Kaiser Family Foundation has released an important package of resources that shines a spotlight on health disparities between white women and women of color in all 50 states and Washington, D.C.,
The report, “Putting Women’s Health Care Disparities On The Map: Examining Racial and Ethnic Disparities at the State Level,” takes into account 25 indicators, including rates of diseases such as diabetes, heart disease, AIDS and cancer, and access to health insurance and health screenings.
The states with the largest rate of disparities were Arkansas, Indiana, Louisiana, Mississippi, Montana and South Dakota. States such as Virginia, Maryland, Georgia and Hawaii showed relatively smaller disparities between women of color and white women on health outcomes and health care access.
The reports also notes that white women and minority women were doing similarly well in Maine — and similarly poorly in Kentucky and West Virginia.
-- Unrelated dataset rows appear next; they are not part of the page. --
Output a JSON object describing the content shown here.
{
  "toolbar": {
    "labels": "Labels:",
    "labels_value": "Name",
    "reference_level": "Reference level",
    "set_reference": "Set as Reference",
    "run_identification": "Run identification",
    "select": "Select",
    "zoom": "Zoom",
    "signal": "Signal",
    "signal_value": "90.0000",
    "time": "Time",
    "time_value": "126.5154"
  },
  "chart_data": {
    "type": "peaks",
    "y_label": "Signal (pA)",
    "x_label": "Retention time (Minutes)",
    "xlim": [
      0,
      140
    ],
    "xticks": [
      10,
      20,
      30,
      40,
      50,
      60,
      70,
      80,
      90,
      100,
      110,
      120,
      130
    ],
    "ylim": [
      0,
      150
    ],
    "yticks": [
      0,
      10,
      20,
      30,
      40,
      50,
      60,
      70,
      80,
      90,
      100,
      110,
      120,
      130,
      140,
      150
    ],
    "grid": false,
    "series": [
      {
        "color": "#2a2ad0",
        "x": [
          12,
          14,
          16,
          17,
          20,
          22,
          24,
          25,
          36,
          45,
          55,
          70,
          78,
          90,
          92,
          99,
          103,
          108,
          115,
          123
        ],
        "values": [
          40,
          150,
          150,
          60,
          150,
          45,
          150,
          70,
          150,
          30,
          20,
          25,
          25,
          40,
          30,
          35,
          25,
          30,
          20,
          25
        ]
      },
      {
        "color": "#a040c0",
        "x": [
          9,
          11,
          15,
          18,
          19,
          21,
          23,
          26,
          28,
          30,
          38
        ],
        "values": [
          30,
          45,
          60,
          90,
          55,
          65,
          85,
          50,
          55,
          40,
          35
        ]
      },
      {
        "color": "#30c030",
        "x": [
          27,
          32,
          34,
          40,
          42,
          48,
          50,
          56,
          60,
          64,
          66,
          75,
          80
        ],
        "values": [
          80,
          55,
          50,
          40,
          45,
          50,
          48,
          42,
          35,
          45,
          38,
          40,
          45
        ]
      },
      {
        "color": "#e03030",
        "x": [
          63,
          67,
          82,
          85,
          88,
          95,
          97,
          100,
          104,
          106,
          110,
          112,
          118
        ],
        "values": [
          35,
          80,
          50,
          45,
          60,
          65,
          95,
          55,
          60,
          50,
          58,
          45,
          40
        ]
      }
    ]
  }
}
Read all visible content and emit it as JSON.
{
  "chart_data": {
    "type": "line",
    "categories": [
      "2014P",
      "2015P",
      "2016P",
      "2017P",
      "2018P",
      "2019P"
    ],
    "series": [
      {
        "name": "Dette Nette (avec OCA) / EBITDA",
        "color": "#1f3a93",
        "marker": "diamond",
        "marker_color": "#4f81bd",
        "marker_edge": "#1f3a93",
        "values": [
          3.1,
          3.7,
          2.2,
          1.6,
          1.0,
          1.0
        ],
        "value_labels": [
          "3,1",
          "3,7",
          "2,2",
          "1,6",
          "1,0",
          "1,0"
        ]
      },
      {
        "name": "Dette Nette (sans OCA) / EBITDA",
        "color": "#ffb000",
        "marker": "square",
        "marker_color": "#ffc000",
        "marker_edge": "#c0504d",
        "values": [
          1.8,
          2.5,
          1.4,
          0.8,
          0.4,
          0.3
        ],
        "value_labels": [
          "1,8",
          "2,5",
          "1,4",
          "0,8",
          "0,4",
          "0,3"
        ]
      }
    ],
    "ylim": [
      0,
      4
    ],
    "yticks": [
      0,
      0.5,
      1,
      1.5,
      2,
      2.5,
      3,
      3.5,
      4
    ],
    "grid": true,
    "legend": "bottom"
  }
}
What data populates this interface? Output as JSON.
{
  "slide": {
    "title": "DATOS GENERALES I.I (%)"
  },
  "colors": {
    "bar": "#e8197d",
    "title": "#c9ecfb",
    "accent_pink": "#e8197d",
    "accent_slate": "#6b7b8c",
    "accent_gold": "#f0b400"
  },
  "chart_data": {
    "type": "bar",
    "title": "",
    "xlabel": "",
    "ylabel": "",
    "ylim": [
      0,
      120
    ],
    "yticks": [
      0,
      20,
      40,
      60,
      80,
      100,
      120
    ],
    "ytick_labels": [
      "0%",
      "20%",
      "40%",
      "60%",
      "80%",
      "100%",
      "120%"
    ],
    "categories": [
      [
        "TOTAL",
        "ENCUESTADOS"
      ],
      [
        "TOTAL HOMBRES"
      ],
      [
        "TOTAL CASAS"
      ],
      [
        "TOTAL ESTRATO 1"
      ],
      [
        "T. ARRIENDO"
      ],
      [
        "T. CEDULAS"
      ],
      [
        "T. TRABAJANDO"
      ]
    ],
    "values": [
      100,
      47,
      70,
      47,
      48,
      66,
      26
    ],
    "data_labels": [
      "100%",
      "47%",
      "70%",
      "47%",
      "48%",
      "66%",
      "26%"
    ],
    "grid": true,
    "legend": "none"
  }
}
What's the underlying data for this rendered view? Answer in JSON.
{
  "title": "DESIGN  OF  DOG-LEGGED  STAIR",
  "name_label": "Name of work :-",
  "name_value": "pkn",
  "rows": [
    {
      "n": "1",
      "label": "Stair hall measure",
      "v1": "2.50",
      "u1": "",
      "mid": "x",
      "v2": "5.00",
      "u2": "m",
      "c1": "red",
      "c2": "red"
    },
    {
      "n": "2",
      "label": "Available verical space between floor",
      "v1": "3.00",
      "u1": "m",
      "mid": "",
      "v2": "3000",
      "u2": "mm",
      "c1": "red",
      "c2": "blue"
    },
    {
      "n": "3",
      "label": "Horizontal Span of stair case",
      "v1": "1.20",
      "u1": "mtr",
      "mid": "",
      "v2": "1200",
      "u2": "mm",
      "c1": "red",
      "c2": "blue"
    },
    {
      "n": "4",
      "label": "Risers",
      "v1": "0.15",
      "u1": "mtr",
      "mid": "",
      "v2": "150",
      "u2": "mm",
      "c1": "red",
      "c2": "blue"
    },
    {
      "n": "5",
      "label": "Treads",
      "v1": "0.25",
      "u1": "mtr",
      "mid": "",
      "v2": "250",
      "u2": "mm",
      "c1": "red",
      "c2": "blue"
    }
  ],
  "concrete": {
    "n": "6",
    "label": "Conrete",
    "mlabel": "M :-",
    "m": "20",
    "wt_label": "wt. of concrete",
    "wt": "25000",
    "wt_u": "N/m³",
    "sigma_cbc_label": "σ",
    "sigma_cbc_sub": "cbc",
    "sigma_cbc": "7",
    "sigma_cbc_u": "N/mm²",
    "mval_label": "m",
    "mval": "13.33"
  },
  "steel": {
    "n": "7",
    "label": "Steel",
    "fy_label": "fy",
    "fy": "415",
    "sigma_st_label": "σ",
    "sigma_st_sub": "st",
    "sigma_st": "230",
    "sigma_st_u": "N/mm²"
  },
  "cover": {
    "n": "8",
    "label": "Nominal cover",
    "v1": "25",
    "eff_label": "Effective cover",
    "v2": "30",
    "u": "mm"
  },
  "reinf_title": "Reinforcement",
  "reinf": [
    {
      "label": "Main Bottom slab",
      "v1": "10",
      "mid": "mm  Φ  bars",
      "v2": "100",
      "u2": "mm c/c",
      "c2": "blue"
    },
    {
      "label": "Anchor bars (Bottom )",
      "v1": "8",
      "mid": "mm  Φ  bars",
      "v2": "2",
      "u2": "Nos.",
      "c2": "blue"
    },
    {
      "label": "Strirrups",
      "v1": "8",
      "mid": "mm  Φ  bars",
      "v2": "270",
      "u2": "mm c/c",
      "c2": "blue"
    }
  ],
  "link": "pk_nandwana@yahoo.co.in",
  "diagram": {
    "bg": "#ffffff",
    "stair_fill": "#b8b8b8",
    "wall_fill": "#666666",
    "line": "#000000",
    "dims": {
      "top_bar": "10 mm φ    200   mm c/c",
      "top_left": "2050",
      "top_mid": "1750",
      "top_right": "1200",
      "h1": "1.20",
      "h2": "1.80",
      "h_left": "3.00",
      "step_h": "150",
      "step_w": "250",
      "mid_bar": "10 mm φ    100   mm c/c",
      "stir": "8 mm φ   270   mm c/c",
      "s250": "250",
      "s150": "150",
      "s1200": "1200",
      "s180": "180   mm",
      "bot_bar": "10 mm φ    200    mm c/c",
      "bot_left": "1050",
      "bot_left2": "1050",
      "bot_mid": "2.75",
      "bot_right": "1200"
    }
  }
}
This introductory page includes links to the full report and numerous documents that look closely at health status, access to health care, social determinants and workforce statistics.
Among the key findings:
Disparities existed in every state on most measures. Women of color fared worse than White women across a broad range of measures in almost every state, and in some states these disparities were quite stark. Some of the largest disparities were in the rates of new AIDS cases, late or no prenatal care, no insurance coverage, and lack of a high school diploma.
In states where disparities appeared to be smaller, this difference was often due to the fact that both White women and women of color were doing poorly. It is important to also recognize that in many states (e.g. West Virginia and Kentucky) all women, including White women, faced significant challenges and may need assistance.
Few states had consistently high or low disparities across all three dimensions. Virginia, Maryland, Georgia, and Hawaii all scored better than average on all three dimensions. At the other end of the spectrum, Montana, South Dakota, Indiana, and several states in the South Central region of the country (Arkansas, Louisiana, and Mississippi) were far below average on all dimensions.
States with small disparities in access to care were not necessarily the same states with small disparities in health status or social determinants. While access to care and social factors are critical components of health status, our report indicates that they are not the only critical components. For example, in the District of Columbia disparities in access to care were better than average, but the District had the highest disparity scores for many indicators of health and social determinants.
Each racial and ethnic group faced its own particular set of health and health care challenges.
The enormous health and socioeconomic challenges that many American Indian and Alaska Native women faced was striking. American Indian and Alaska Native women had higher rates of health and access challenges than women in other racial and ethnic groups on several indicators, often twice as high as White women. Even on indicators that had relatively low levels of disparity for all groups, such as number of days that women reported their health was “not good,” the rate was markedly higher among American Indian and Alaska Native women.